On vient de me raconter une belle histoire. Afin de protéger la confidentialité des acteurs, j’ai changé leur nom.
Un institut de Castellón, une classe de première année du secondaire, une enseignante très spéciale et les traditionnels élèves qui commencent cette étape « conflictuelle » que représente l’adolescence sont au cœur de cette histoire.
Un jeune est particulièrement turbulent. Son adolescence trépidante et l’éducation qu’il reçoit à la maison le rendent un peu agressif envers ses compagnons. Ces derniers commencent donc à l’isoler. Personne ne veut jouer avec lui, il n’est pas invité aux fêtes d’anniversaire et il se sent seul.
Le jour où la goutte a fait déborder le vase était une journée ordinaire. Paloma, l’enseignante qui se trouvait dans la salle de classe à ce moment-là, devait prendre une décision : soit elle expulsait le jeune de la classe et l’envoyait au bureau du directeur — ce qui supposait son expulsion du collège ainsi que les séquelles et les étiquettes sociales d’enfant rebelle qui en découleraient —, soit elle lui donnait une autre chance.

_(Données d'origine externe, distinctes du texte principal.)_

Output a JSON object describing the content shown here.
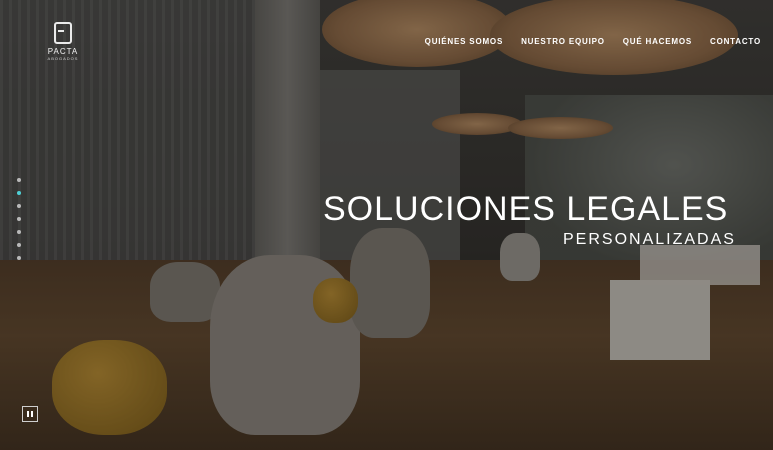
{
  "brand": {
    "name": "PACTA",
    "tagline": "ABOGADOS"
  },
  "nav": {
    "items": [
      "QUIÉNES SOMOS",
      "NUESTRO EQUIPO",
      "QUÉ HACEMOS",
      "CONTACTO"
    ]
  },
  "hero": {
    "title": "SOLUCIONES LEGALES",
    "subtitle": "PERSONALIZADAS",
    "slide_count": 7,
    "active_slide": 2
  },
  "icons": {
    "pause": "pause-icon",
    "logo": "pacta-logo-icon"
  },
  "colors": {
    "accent": "#4fd0d6",
    "text": "#ffffff"
  }
}
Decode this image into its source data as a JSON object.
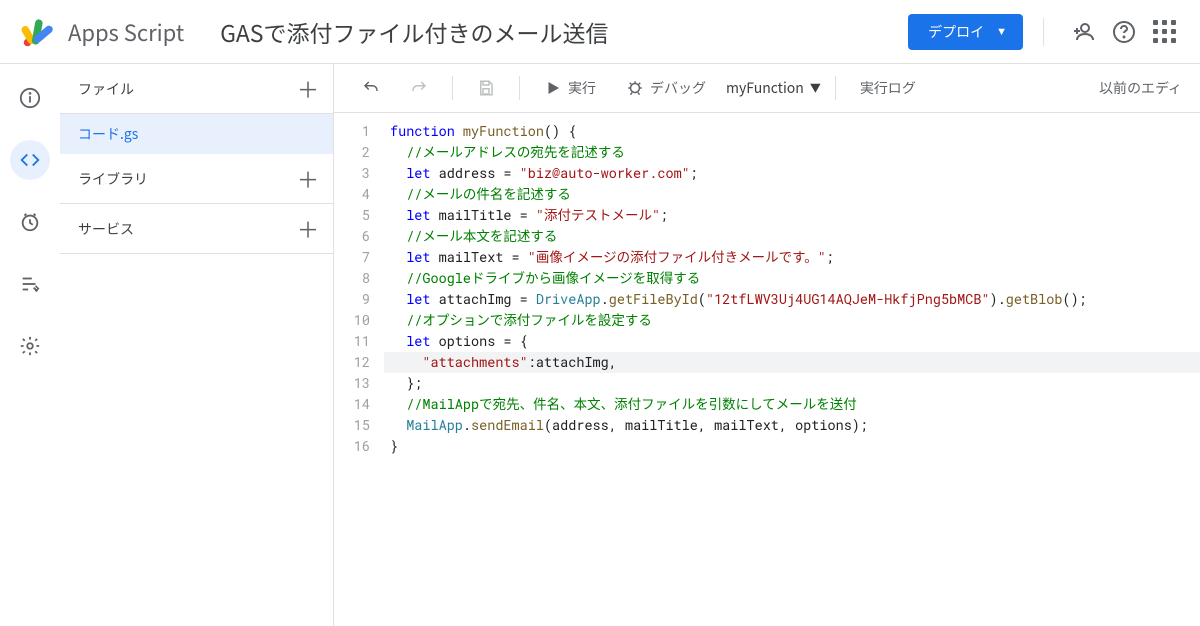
{
  "header": {
    "brand": "Apps Script",
    "title": "GASで添付ファイル付きのメール送信",
    "deploy_label": "デプロイ"
  },
  "sidebar": {
    "files_label": "ファイル",
    "library_label": "ライブラリ",
    "services_label": "サービス",
    "file_name": "コード.gs"
  },
  "toolbar": {
    "run_label": "実行",
    "debug_label": "デバッグ",
    "function_name": "myFunction",
    "log_label": "実行ログ",
    "legacy_label": "以前のエディ"
  },
  "code": {
    "lines": [
      {
        "n": 1,
        "t": "function",
        "html": true
      },
      {
        "n": 2,
        "t": "//メールアドレスの宛先を記述する"
      },
      {
        "n": 3,
        "t": "let address = \"biz@auto-worker.com\";"
      },
      {
        "n": 4,
        "t": "//メールの件名を記述する"
      },
      {
        "n": 5,
        "t": "let mailTitle = \"添付テストメール\";"
      },
      {
        "n": 6,
        "t": "//メール本文を記述する"
      },
      {
        "n": 7,
        "t": "let mailText = \"画像イメージの添付ファイル付きメールです。\";"
      },
      {
        "n": 8,
        "t": "//Googleドライブから画像イメージを取得する"
      },
      {
        "n": 9,
        "t": "let attachImg = DriveApp.getFileById(\"12tfLWV3Uj4UG14AQJeM-HkfjPng5bMCB\").getBlob();"
      },
      {
        "n": 10,
        "t": "//オプションで添付ファイルを設定する"
      },
      {
        "n": 11,
        "t": "let options = {"
      },
      {
        "n": 12,
        "t": "\"attachments\":attachImg,"
      },
      {
        "n": 13,
        "t": "};"
      },
      {
        "n": 14,
        "t": "//MailAppで宛先、件名、本文、添付ファイルを引数にしてメールを送付"
      },
      {
        "n": 15,
        "t": "MailApp.sendEmail(address, mailTitle, mailText, options);"
      },
      {
        "n": 16,
        "t": "}"
      }
    ],
    "current_line": 12,
    "strings": {
      "email": "biz@auto-worker.com",
      "title": "添付テストメール",
      "body": "画像イメージの添付ファイル付きメールです。",
      "file_id": "12tfLWV3Uj4UG14AQJeM-HkfjPng5bMCB",
      "attach_key": "attachments"
    }
  }
}
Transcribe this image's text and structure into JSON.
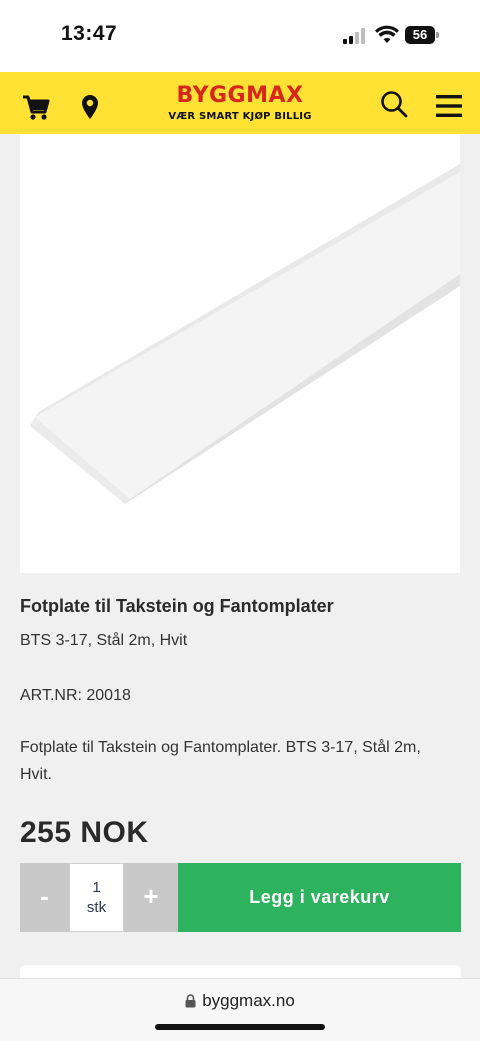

Paloma lui demanda d’attendre à l’extérieur quelques minutes. Rafa quitta la salle très en colère, à contrecœur, en radotant… « C’est injuste ! C’est toujours moi ! ».
Après son départ de la salle, Paloma s’adressa aux élèves. « Écoutez-moi. Rafa a un problème. Il a besoin d’amour. Êtes-vous prêts à faire un essai et à lui donner une autre chance ? » Tous les élèves de la classe, impatients, répondirent que oui.
L’enseignante poursuivit : « Nous allons le faire entrer, le placerons en face du tableau et quand je vous le dirai, chacun de vous dira une caractéristique positive que vous aimez de lui. Pensez-y, et quand vous serez prêts, nous le ferons entrer. »
Quelques minutes plus tard, Rafa entra et se plaça en face du tableau en défiant du regard ses compagnons de classe.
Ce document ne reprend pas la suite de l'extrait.